Ariga says there are four tenets to data governance: data inventory and availability, a data reliability assessment, interoperability, and data loss prevention.
Some chief data officers mistakenly think they need a comprehensive data inventory before pursuing AI initiatives, an approach that can paralyze agencies, says Oliver Wise, former chief data officer at the Department of Commerce and now executive director of the Bloomberg Center for Government Excellence at Johns Hopkins University.
Instead, effective data leaders should start by speaking with business and program leaders to identify pressing organizational problems that can be solved by AI, then focus on preparing the specific data needed to address those problems.
“We don’t serve ourselves well as chief data officers by saying all of our data has to be 100% ready before we entertain the idea of AI,” Wise says. “We try to solve the problem first, then we build the data inventory along the way.”
Best Practices To Manage Data
Analysts say cloud providers and vendors offer data governance tools to catalog data, create metadata, enforce policies, and track the lineage or flow of data to ensure security, privacy and compliance. Microsoft Purview, AWS’ Lake Formation, Amazon DataZone and Google Dataplex offer cloud-based data governance, Bandyopadhyay says.

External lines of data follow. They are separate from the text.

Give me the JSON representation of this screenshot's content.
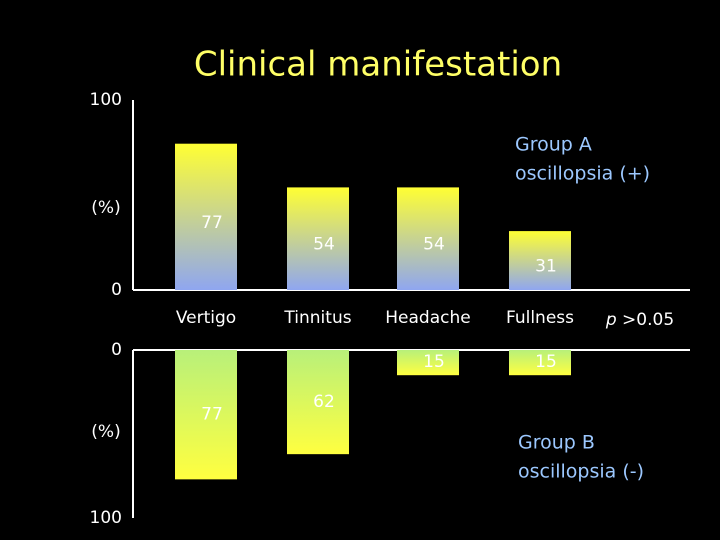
{
  "chart_data": [
    {
      "type": "bar",
      "title": "Clinical manifestation",
      "categories": [
        "Vertigo",
        "Tinnitus",
        "Headache",
        "Fullness"
      ],
      "values": [
        77,
        54,
        54,
        31
      ],
      "ylabel": "(%)",
      "ylim": [
        0,
        100
      ],
      "yticks": [
        0,
        100
      ],
      "inverted": false,
      "gradient": [
        "#ffff33",
        "#8fa6f0"
      ],
      "annotation": [
        "Group A",
        "oscillopsia (+)"
      ],
      "note": {
        "italic": "p",
        "text": ">0.05"
      }
    },
    {
      "type": "bar",
      "values": [
        77,
        62,
        15,
        15
      ],
      "ylabel": "(%)",
      "ylim": [
        0,
        100
      ],
      "yticks": [
        0,
        100
      ],
      "inverted": true,
      "gradient": [
        "#b8f07a",
        "#ffff40"
      ],
      "annotation": [
        "Group B",
        "oscillopsia (-)"
      ]
    }
  ]
}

“These tools now use AI to automate things like discovery, classifying sensitive information, even predicting security risks,” he says.
Data observability tools are also critical, providing visibility into data quality, helping identify and resolve data issues quickly, and managing resource consumption, Shimmin says.
Companies are increasingly integrating these capabilities into unified platforms, creating more comprehensive data management solutions. Vendors in this space include Alteryx and Informatica, Shimmin says. Purview offers observability tools as well , Bandyopadhyay says.
“The market is rich with such tooling,” Shimmin says. “There are tons of options.”
A key best practice is to develop rich metadata that makes agency data searchable, accessible and machine interpretable for AI, Wise says.
For example, before Dunkin left the Energy Department, her team was developing an AI application to help scientists find research across all of the national labs. They were in the process of creating a metadata-driven “card catalog” that could index siloed research data, so researchers could find relevant work at other facilities and find opportunities for collaboration while still maintaining strict access controls.